Of significant note, was the average project size, which had grown substantially, and this was an even bigger challenge than you would expect. It meant revisiting processes to ensure they still worked, helping employees realize they may need to reevaluate every step of the ‘standards’ we had created. Perhaps even altering how customer service was delivered. Working remotely with other team members and even clients. Evaluating risk and return with a new perspective. Needless to say, it wasn’t just one thing.
I did what any business leader would do – I went to Toys ‘R Us. I needed a playful; yet clear exercise to illustrate what we had been experiencing. Roaming the aisles of princesses, Star Wars weapons, Spiderman costumes, and Skateboards from the future, I finally had an epiphany. Keep it simple, right? So, I went right for the balls.
While standing there, I noticed that there were a ton of balls – big, small, heavy, light, colors, styles – round, football, etc.
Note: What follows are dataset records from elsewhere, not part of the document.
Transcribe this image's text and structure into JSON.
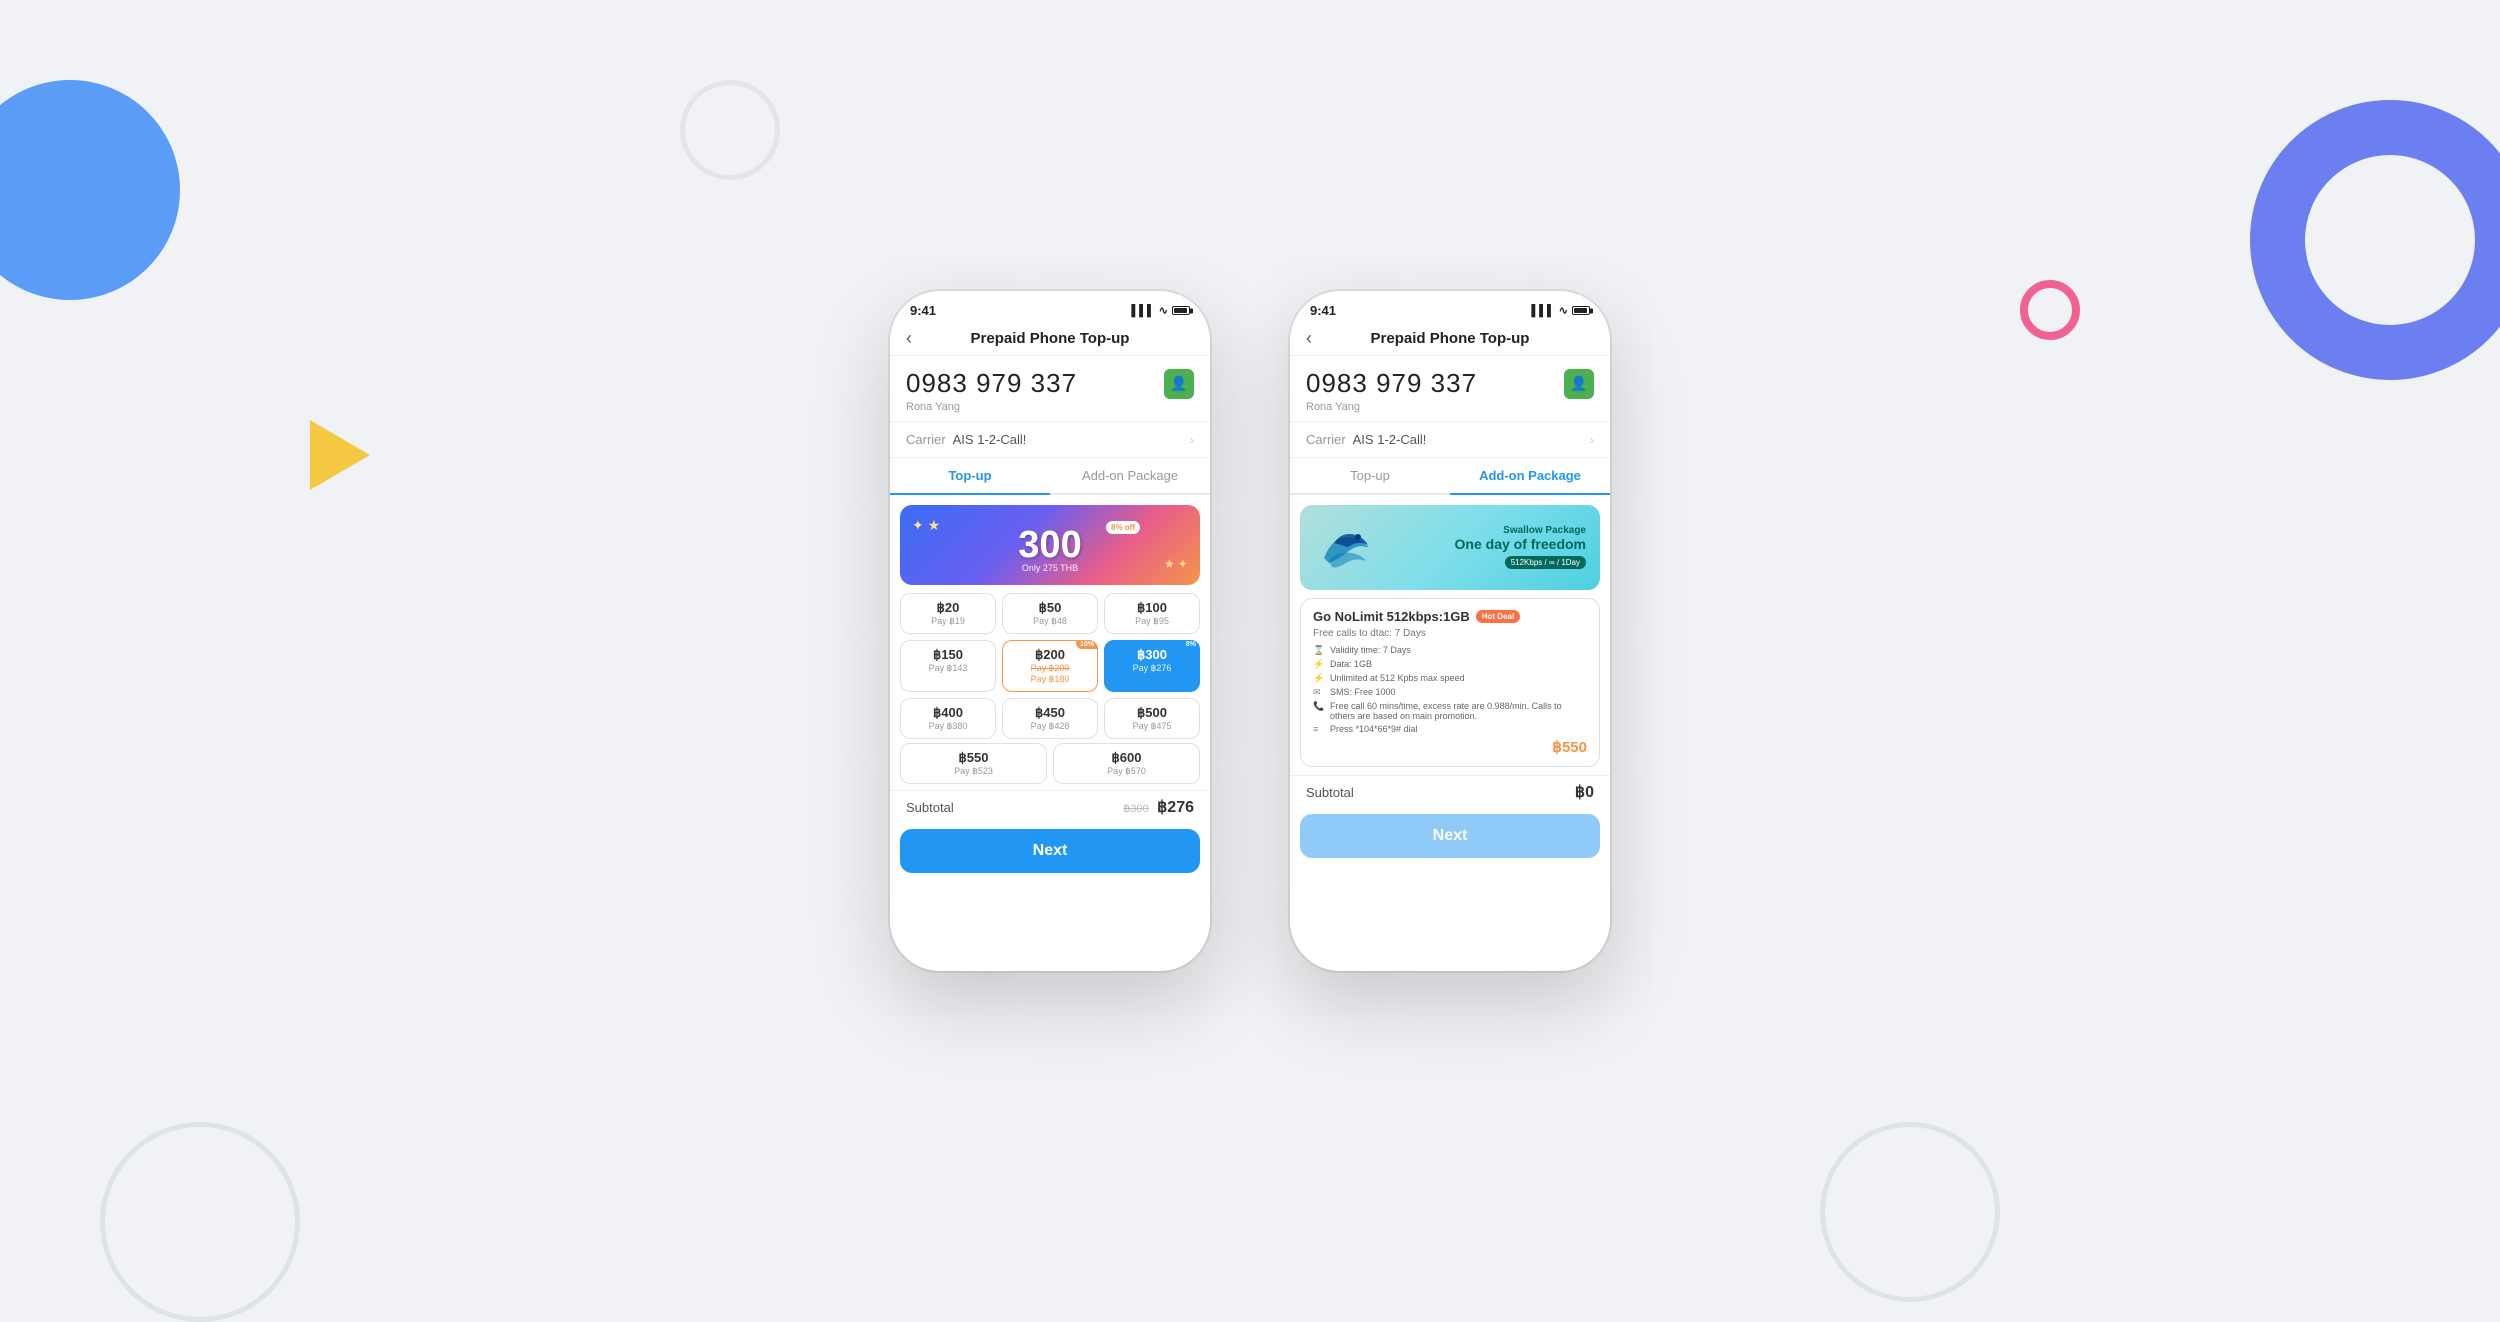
{
  "background": {
    "color": "#f0f2f5"
  },
  "left_phone": {
    "status_bar": {
      "time": "9:41"
    },
    "header": {
      "title": "Prepaid Phone Top-up",
      "back_label": "‹"
    },
    "phone_number": "0983 979 337",
    "contact_name": "Rona Yang",
    "carrier_label": "Carrier",
    "carrier_name": "AIS 1-2-Call!",
    "tabs": [
      {
        "label": "Top-up",
        "active": true
      },
      {
        "label": "Add-on Package",
        "active": false
      }
    ],
    "promo_banner": {
      "amount": "300",
      "detail": "Only 275 THB",
      "badge": "8% off"
    },
    "amounts": [
      {
        "main": "฿20",
        "pay": "Pay ฿19",
        "discount": false,
        "selected": false
      },
      {
        "main": "฿50",
        "pay": "Pay ฿48",
        "discount": false,
        "selected": false
      },
      {
        "main": "฿100",
        "pay": "Pay ฿95",
        "discount": false,
        "selected": false
      },
      {
        "main": "฿150",
        "pay": "Pay ฿143",
        "discount": false,
        "selected": false
      },
      {
        "main": "฿200",
        "pay": "Pay ฿180",
        "discount": true,
        "discount_pct": "10%",
        "selected": false
      },
      {
        "main": "฿300",
        "pay": "Pay ฿276",
        "discount": true,
        "discount_pct": "8%",
        "selected": true
      },
      {
        "main": "฿400",
        "pay": "Pay ฿380",
        "discount": false,
        "selected": false
      },
      {
        "main": "฿450",
        "pay": "Pay ฿428",
        "discount": false,
        "selected": false
      },
      {
        "main": "฿500",
        "pay": "Pay ฿475",
        "discount": false,
        "selected": false
      },
      {
        "main": "฿550",
        "pay": "Pay ฿523",
        "discount": false,
        "selected": false
      },
      {
        "main": "฿600",
        "pay": "Pay ฿570",
        "discount": false,
        "selected": false
      }
    ],
    "subtotal_label": "Subtotal",
    "subtotal_original": "฿300",
    "subtotal_amount": "฿276",
    "next_button": "Next"
  },
  "right_phone": {
    "status_bar": {
      "time": "9:41"
    },
    "header": {
      "title": "Prepaid Phone Top-up",
      "back_label": "‹"
    },
    "phone_number": "0983 979 337",
    "contact_name": "Rona Yang",
    "carrier_label": "Carrier",
    "carrier_name": "AIS 1-2-Call!",
    "tabs": [
      {
        "label": "Top-up",
        "active": false
      },
      {
        "label": "Add-on Package",
        "active": true
      }
    ],
    "addon_banner": {
      "subtitle": "Swallow Package",
      "title": "One day of\nfreedom",
      "spec": "512Kbps / ∞ / 1Day"
    },
    "package": {
      "name": "Go NoLimit 512kbps:1GB",
      "hot_deal": "Hot Deal",
      "subtitle": "Free calls to dtac: 7 Days",
      "details": [
        {
          "icon": "⌛",
          "text": "Validity time: 7 Days"
        },
        {
          "icon": "⚡",
          "text": "Data: 1GB"
        },
        {
          "icon": "⚡",
          "text": "Unlimited at 512 Kpbs max speed"
        },
        {
          "icon": "✉",
          "text": "SMS: Free 1000"
        },
        {
          "icon": "📞",
          "text": "Free call 60 mins/time, excess rate are 0.988/min.\nCalls to others are based on main promotion."
        },
        {
          "icon": "≡",
          "text": "Press *104*66*9# dial"
        }
      ],
      "price": "฿550"
    },
    "subtotal_label": "Subtotal",
    "subtotal_amount": "฿0",
    "next_button": "Next"
  }
}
Perfect, this represented our projects – the variety in type and size. Now what?
I decided the exercise could be as simple as throwing balls around the room with our employees to show the difference between projects – size and type again.
The next morning I gathered everyone in our conference room. It’s a good thing we have an extremely large room. I started my message…. “We’ve had tremendous growth and with that growth has come the need for quick realizations and identification of challenges, and a strong voice for implementing changes.”
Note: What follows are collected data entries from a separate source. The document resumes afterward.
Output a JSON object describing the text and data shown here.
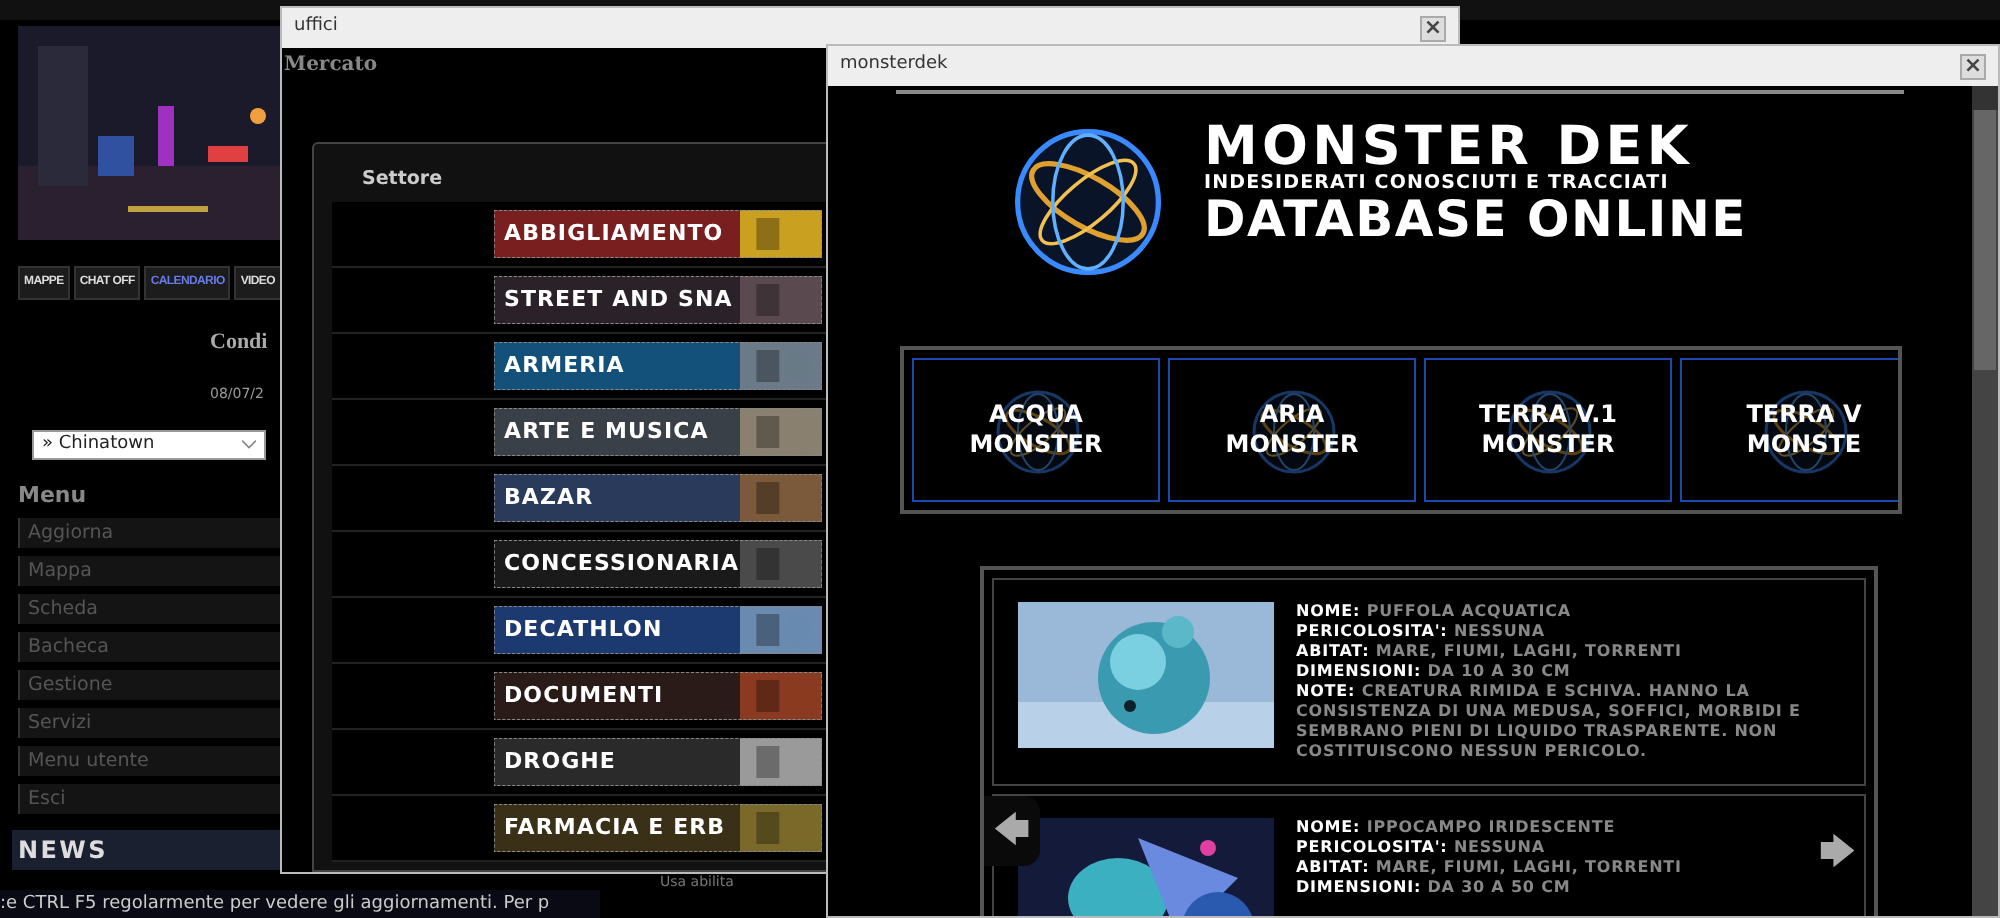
{
  "page": {
    "top_buttons": [
      {
        "label": "MAPPE",
        "selected": false
      },
      {
        "label": "CHAT OFF",
        "selected": false
      },
      {
        "label": "CALENDARIO",
        "selected": true
      },
      {
        "label": "VIDEO",
        "selected": false
      }
    ],
    "heading": "Condi",
    "date": "08/07/2",
    "location_select": {
      "value": "» Chinatown"
    },
    "menu_title": "Menu",
    "menu": [
      "Aggiorna",
      "Mappa",
      "Scheda",
      "Bacheca",
      "Gestione",
      "Servizi",
      "Menu utente",
      "Esci"
    ],
    "news_title": "NEWS",
    "background_text": "Usa abilita",
    "ticker": ":e CTRL F5 regolarmente per vedere gli aggiornamenti. Per p"
  },
  "uffici": {
    "title": "uffici",
    "close": "×",
    "heading": "Mercato",
    "panel_title": "Settore",
    "sectors": [
      {
        "kind": "label",
        "label": "ABBIGLIAMENTO"
      },
      {
        "kind": "label",
        "label": "STREET AND SNA"
      },
      {
        "kind": "label",
        "label": "ARMERIA"
      },
      {
        "kind": "label",
        "label": "ARTE E MUSICA"
      },
      {
        "kind": "label",
        "label": "BAZAR"
      },
      {
        "kind": "label",
        "label": "CONCESSIONARIA"
      },
      {
        "kind": "label",
        "label": "DECATHLON"
      },
      {
        "kind": "label",
        "label": "DOCUMENTI"
      },
      {
        "kind": "label",
        "label": "DROGHE"
      },
      {
        "kind": "label",
        "label": "FARMACIA E ERB"
      }
    ]
  },
  "monsterdek": {
    "title": "monsterdek",
    "close": "×",
    "logo": {
      "title": "MONSTER DEK",
      "subtitle": "INDESIDERATI CONOSCIUTI E TRACCIATI",
      "tagline": "DATABASE ONLINE"
    },
    "categories": [
      {
        "lines": [
          "ACQUA",
          "MONSTER"
        ]
      },
      {
        "lines": [
          "ARIA",
          "MONSTER"
        ]
      },
      {
        "lines": [
          "TERRA V.1",
          "MONSTER"
        ]
      },
      {
        "lines": [
          "TERRA V",
          "MONSTE"
        ]
      }
    ],
    "entries": [
      {
        "fields": [
          {
            "label": "NOME:",
            "value": "PUFFOLA ACQUATICA"
          },
          {
            "label": "PERICOLOSITA':",
            "value": "NESSUNA"
          },
          {
            "label": "ABITAT:",
            "value": "MARE, FIUMI, LAGHI, TORRENTI"
          },
          {
            "label": "DIMENSIONI:",
            "value": "DA 10 A 30 CM"
          },
          {
            "label": "NOTE:",
            "value": "CREATURA RIMIDA E SCHIVA. HANNO LA CONSISTENZA DI UNA MEDUSA, SOFFICI, MORBIDI E SEMBRANO PIENI DI LIQUIDO TRASPARENTE. NON COSTITUISCONO NESSUN PERICOLO."
          }
        ]
      },
      {
        "fields": [
          {
            "label": "NOME:",
            "value": "IPPOCAMPO IRIDESCENTE"
          },
          {
            "label": "PERICOLOSITA':",
            "value": "NESSUNA"
          },
          {
            "label": "ABITAT:",
            "value": "MARE, FIUMI, LAGHI, TORRENTI"
          },
          {
            "label": "DIMENSIONI:",
            "value": "DA 30 A 50 CM"
          }
        ]
      }
    ],
    "prev_arrow": "🡄",
    "next_arrow": "🡆"
  }
}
I tossed four slightly larger than baseball size balls to four different individuals. I told them that I wanted them to pretend that was a project that they were working on. They would need to collaborate with others on the team per usual course of business. Thus, toss the ball to another in the group. I asked them to clearly identify the person, make eye contact and ensure they knew the ball was coming their way. They did this. Easy enough. We had 4 balls being tossed amount 30 or so team members. Not to hard. I gave them some time so everyone could become familiar with the size, weight and distance the ball would travel when thrown. They thought the exercise was easy and fun, but not really illustrating anything special.
Then I changed the project they were working on, I mean, ball characteristics. I reached in my big Toys ‘R Us bag and pulled out some new projects (balls). I threw in 2 balls of the same size, but different color (I was being a bit nice). However, these two balls were much heavier than the others (I wasn’t that nice). Of course, people holding the ball felt that, but when they threw them, they either over shot or under shot the person they were aiming for.
“They dropped the ball.”
The group was laughing at each other and having fun. Soon enough they got accustomed to the new balls. We now had six balls (two different varieties) tossing around the room. All was good. We had a control on our projects and how to handle them.
Then the onslaught of disaster began. I introduced mini-footballs, tennis balls, racquetballs, super bounce balls, large kick balls, and I let the games begin. I was defining the balls as I tossed them in – “Here’s a TV commercial, a web project, a digital ad campaign, mobile app…” – all projects applicable to our office.
We never had more than 12 balls being tossed around the 30+ people, and the rule still was that you needed to identify and make eye contact with the receiver, but that didn’t matter. The variety of balls caused mayhem. Just like the variety of projects and growing size had created issues in the office.
In the end, everyone got it. They understood that what looked like a standard project to us was actually different. In some way, shape or form, they were all still balls, but the differences caused issues.
We used expressions like – falling short or expectations, being over someone’s head, colliding with another project…. The exercise was a great experience. It opened our eyes to challenges many didn’t even know we had.
If you walk in our conference room and see tons of balls on the tables and floor – you will know why.